Departments of Bioengineering and
Chemical and Biomolecular Engineering,
University of Pennsylvania,
Philadelphia, PA 19104
e-mail: hammer@seas.upenn.edu

Contributed by the Bioengineering Division of ASME for publication in the JOURNAL OF BIOMECHANICAL ENGINEERING. Manuscript received October 8, 2013; final manuscript received December 30, 2013; accepted manuscript posted January 2, 2014; published online February 5, 2014. Editor: Victor H. Barocas.

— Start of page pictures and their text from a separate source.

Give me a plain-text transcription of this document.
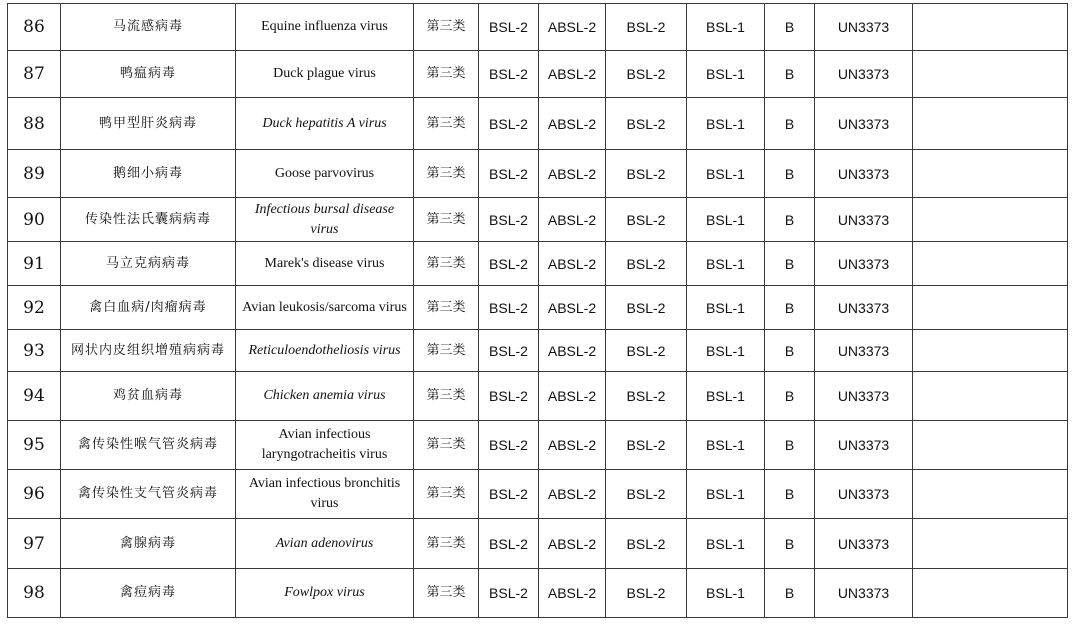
86	马流感病毒	Equine influenza virus	第三类	BSL-2	ABSL-2	BSL-2	BSL-1	B	UN3373	
87	鸭瘟病毒	Duck plague virus	第三类	BSL-2	ABSL-2	BSL-2	BSL-1	B	UN3373	
88	鸭甲型肝炎病毒	Duck hepatitis A virus	第三类	BSL-2	ABSL-2	BSL-2	BSL-1	B	UN3373	
89	鹅细小病毒	Goose parvovirus	第三类	BSL-2	ABSL-2	BSL-2	BSL-1	B	UN3373	
90	传染性法氏囊病病毒	Infectious bursal disease virus	第三类	BSL-2	ABSL-2	BSL-2	BSL-1	B	UN3373	
91	马立克病病毒	Marek's disease virus	第三类	BSL-2	ABSL-2	BSL-2	BSL-1	B	UN3373	
92	禽白血病/肉瘤病毒	Avian leukosis/sarcoma virus	第三类	BSL-2	ABSL-2	BSL-2	BSL-1	B	UN3373	
93	网状内皮组织增殖病病毒	Reticuloendotheliosis virus	第三类	BSL-2	ABSL-2	BSL-2	BSL-1	B	UN3373	
94	鸡贫血病毒	Chicken anemia virus	第三类	BSL-2	ABSL-2	BSL-2	BSL-1	B	UN3373	
95	禽传染性喉气管炎病毒	Avian infectious laryngotracheitis virus	第三类	BSL-2	ABSL-2	BSL-2	BSL-1	B	UN3373	
96	禽传染性支气管炎病毒	Avian infectious bronchitis virus	第三类	BSL-2	ABSL-2	BSL-2	BSL-1	B	UN3373	
97	禽腺病毒	Avian adenovirus	第三类	BSL-2	ABSL-2	BSL-2	BSL-1	B	UN3373	
98	禽痘病毒	Fowlpox virus	第三类	BSL-2	ABSL-2	BSL-2	BSL-1	B	UN3373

J Biomech Eng 136(2), 021006 (Feb 05, 2014) (10 pages) Paper No: BIO-13-1472; doi: 10.1115/1.4026402 History: Received October 08, 2013; Revised December 30, 2013; Accepted January 02, 2014

Adhesive dynamics (AD) is a method for simulating the dynamic response of biological systems in response to force. Biological bonds are mechanical entities that exert force under strain, and applying forces to biological bonds modulates their rate of dissociation. Since small numbers of events usually control biological interactions, we developed a simple method for sampling probability distributions for the formation or failure of individual bonds. This method allows a simple coupling between force and strain and kinetics, while capturing the stochastic response of biological systems. Biological bonds are dynamically reconfigured in response to applied mechanical stresses, and a detailed spatio-temporal map of molecules and the forces they exert emerges from AD. The shape or motion of materials bearing the molecules is easily calculated from a mechanical energy balance provided the rheology of the material is known. AD was originally used to simulate the dynamics of adhesion of leukocytes under flow, but new advances have allowed the method to be extended to many other applications, including but not limited to the binding of viruses to surface, the clustering of adhesion molecules driven by stiff substrates, and the effect of cell-cell interaction on cell capture and rolling dynamics. The technique has also been applied to applications outside of biology. A particular exciting recent development is the combination of signaling with AD (so-called integrated signaling adhesive dynamics, or ISAD), which allows facile integration of signaling networks with mechanical models of cell adhesion and motility. Potential opportunities in applying AD are summarized.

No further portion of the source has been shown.